My broad problem is this: I want to say something like, 'this is a defined category of ways of engaging with heritage, and engagements in this category do/do not tend to offer moral insights concerning its status as heritage'. However, when I've tried to delineate the kind of engagement I have in mind, I've ended up with the sort of vaguely psychologised 'affective response' language which dissatisfies me because, as a typological category, it's based on the form the reactions take over what aspect of heritage objects excite them: the differences between elegiac pathos before a war memorial and the somewhat different sense of loss and sadness that might attend the memorial's destruction in an earthquake, for example, are plausibly more important to my current concerns than the fact that they can both be considered 'emotional'.
This isn't altogether a new problem; previously, when I've suggested that historical interest, æsthetic value, etc. can serve as 'reasons' for items' possessing moral value as cultural heritage, I've rather skirted around the question of how to tell in which specific cases this happens to any given extent, and I've done this by treating the matter as one for some appropriate area of expertise (historiography, art criticism, etc.) and – not unreasonably, I think – judging those to be outside my remit.
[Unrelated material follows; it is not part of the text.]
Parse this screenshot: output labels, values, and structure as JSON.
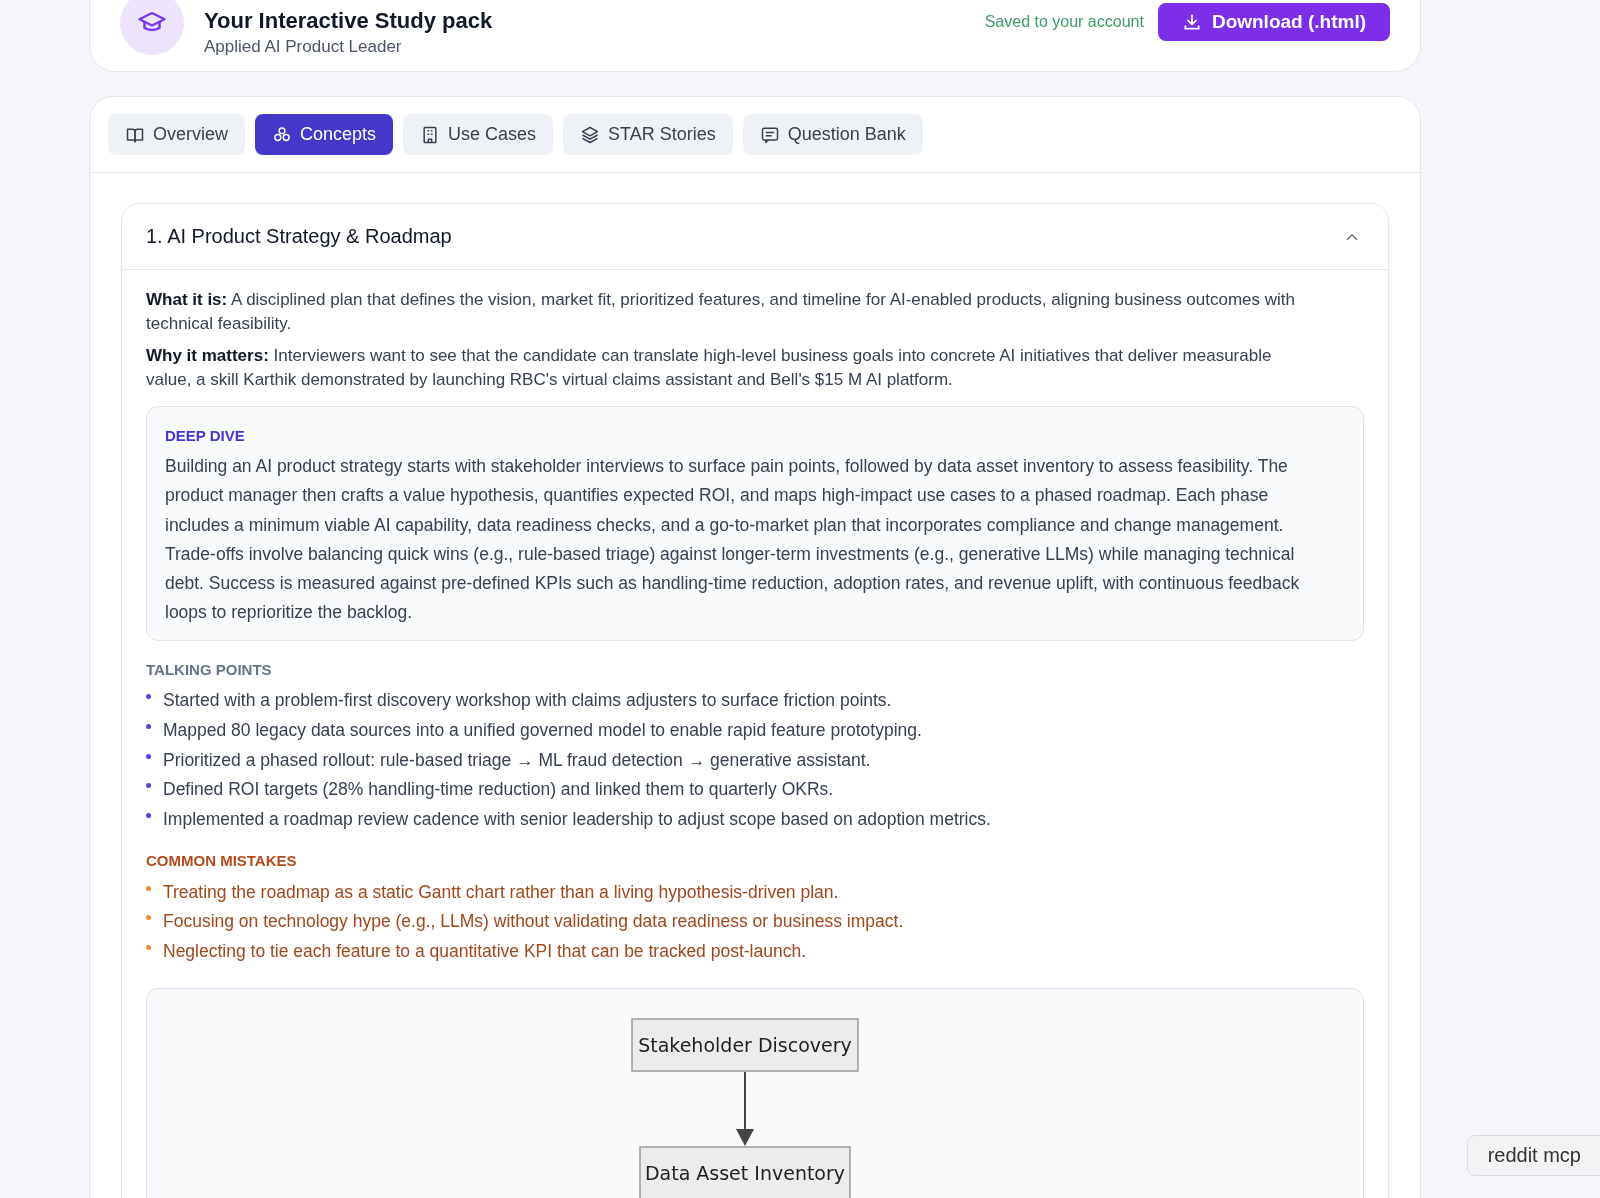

If I want to talk about emotions then to an extent psychology might be of help, but once I start thinking in terms of evocatively mysterious ruins, hallowed traditions and moving war memorials it would seem I've crossed over into poets' territory.
Is that such a problem, if insights of this sort can be constrained by a demand for popular assent in order to avoid mistakes and sheer personal eccentricity (since one would naturally imagine that cultural heritage would excite suitable sentiments in more than a single person whose culture it was)? With regard to establishing what things are evocative, moving, etc. one can of course poll a given demographic; what bothers me is the gap between 'n% of such-and-such a group find this ancient site evocative' and 'n% of such-and-such a group judge this ancient site to be valuable as a part of their heritage'. If I were to try to get around the unworkability of ad hoc agglutinations like 'evocative things' (and the corresponding lack of evocation critics and their theories) by relying wholly on testimony and popular assent, then I think I should be evading a question about which philosophical work on heritage ethics really ought to seek to offer some guidance, viz. are such experiential impressions, even when irreducibly mysterious, fit to form the basis for judging that something has moral worth as heritage?
As I write this I'm persistently reminded of æsthetic value – there may well be overlap – but the mysterious by its nature seems to resist our getting to grips with it; Otto's mysterium tremendum, for example, doesn't look as though it boils down to a matter of standards of taste and æsthetic judgment. It does look like a form of engaging with things that, as in the case of the war memorial, may involve heritage and the significance it holds; but the difficulty remains that even hazily quantified moral value on the one hand, and things not readily captured conceptually on the other, look hard to reconcile.